After the October 1929 crash, political and financial leaders understood the need and the right for all investors, whether giant institutions or the common man on the street, to have accurate and current economic information. Only armed with this data, could wise investment decisions be made concerning what stocks to buy, what stocks to keep in one's portfolio, and when it was time to sell certain stocks. The SEC ensures that publicly held companies provide this information and that it is accessible to current and prospective investors. Like practically everything else, the technological advances of the internet have made it possible for people to access a wealth of economic information about a company without leaving their homes. Even those with just a small amount of money to invest can do so through certain trading companies. The documents that the SEC requires a company to file can often be found on the business's own website or at all other websites. On some sites, the prospective investor only has to enter a business's stock ticker symbol to find reports, documents, and stock prices (both current and historical). Stock market gurus offer all kinds of advice, both good and not-so-good, for picking up-and-coming stocks.
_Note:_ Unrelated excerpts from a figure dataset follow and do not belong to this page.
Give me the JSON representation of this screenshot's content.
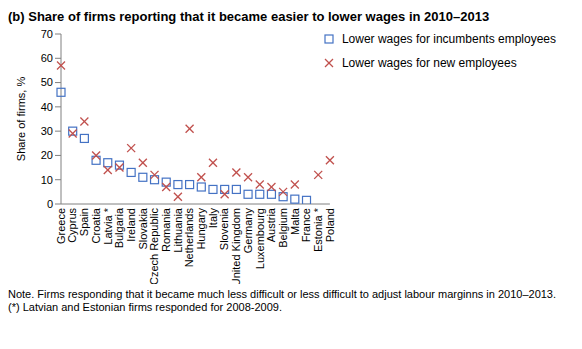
{
  "chart_data": {
    "type": "scatter",
    "title": "(b) Share of firms reporting that it became easier to lower wages in 2010–2013",
    "y_label": "Share of firms, %",
    "categories": [
      "Greece",
      "Cyprus",
      "Spain",
      "Croatia",
      "Latvia *",
      "Bulgaria",
      "Ireland",
      "Slovakia",
      "Czech Republic",
      "Romania",
      "Lithuania",
      "Netherlands",
      "Hungary",
      "Italy",
      "Slovenia",
      "United Kingdom",
      "Germany",
      "Luxembourg",
      "Austria",
      "Belgium",
      "Malta",
      "France",
      "Estonia *",
      "Poland"
    ],
    "series": [
      {
        "name": "Lower wages for incumbents employees",
        "color": "#4472c4",
        "marker": "square",
        "values": [
          46,
          30,
          27,
          18,
          17,
          16,
          13,
          11,
          10,
          9,
          8,
          8,
          7,
          6,
          6,
          6,
          4,
          4,
          4,
          3,
          2,
          1.5,
          null,
          null
        ]
      },
      {
        "name": "Lower wages for new employees",
        "color": "#c0504d",
        "marker": "x",
        "values": [
          57,
          29,
          34,
          20,
          14,
          15,
          23,
          17,
          12,
          7,
          3,
          31,
          11,
          17,
          4,
          13,
          11,
          8,
          7,
          5,
          8,
          null,
          12,
          18
        ]
      }
    ],
    "ylim": [
      0,
      70
    ],
    "yticks": [
      0,
      10,
      20,
      30,
      40,
      50,
      60,
      70
    ],
    "grid": false,
    "legend": "top right",
    "notes": [
      "Note. Firms responding that it became much less difficult or less difficult to adjust labour marginns in 2010–2013.",
      "(*) Latvian and Estonian firms responded for 2008-2009."
    ]
  }
}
Naturally, education is the best means for avoiding disaster. It's always beneficial to give heed to the Proverbs writer, who said, "The heart of the prudent getteth knowledge; and the ear of the wise seeketh knowledge" (Proverbs 18:15). The more the prospective investor knows and understands cash flow management, the more likely good investment decisions will be made. Get rich quick schemes seldom work, but a plan based on solid principles, including an understanding of proper analysis of cash flow statement, has a good chance of being successful.
Some investment advisors believe and teach that a good first step for determining whether a business is a good investment opportunity is to find out if the operating cash flow (OCF) exceeds the total net income. If not, it may turn out to be a dud. A second, related step is to determine the company's free cash flow (FCF). The prospective investor will need to calculate this amount by subtracting money spent on capital expenditures and acquisitions from the operating cash flow. This numbers should be recorded for the last year in which they are available as well as previous years. Businesses that are growing quickly will be investing most of their excess funds into expansion so the FCF may not be high. That's acceptable. However, a company with negative FCF should be considered a risky investment. The numbers needed for these two simple steps can be found on many investment websites by entering the ticker symbol in the proper box and then finding the appropriate link. Understanding the investment basics, including solid cash flow management, will help investors make good investing decisions.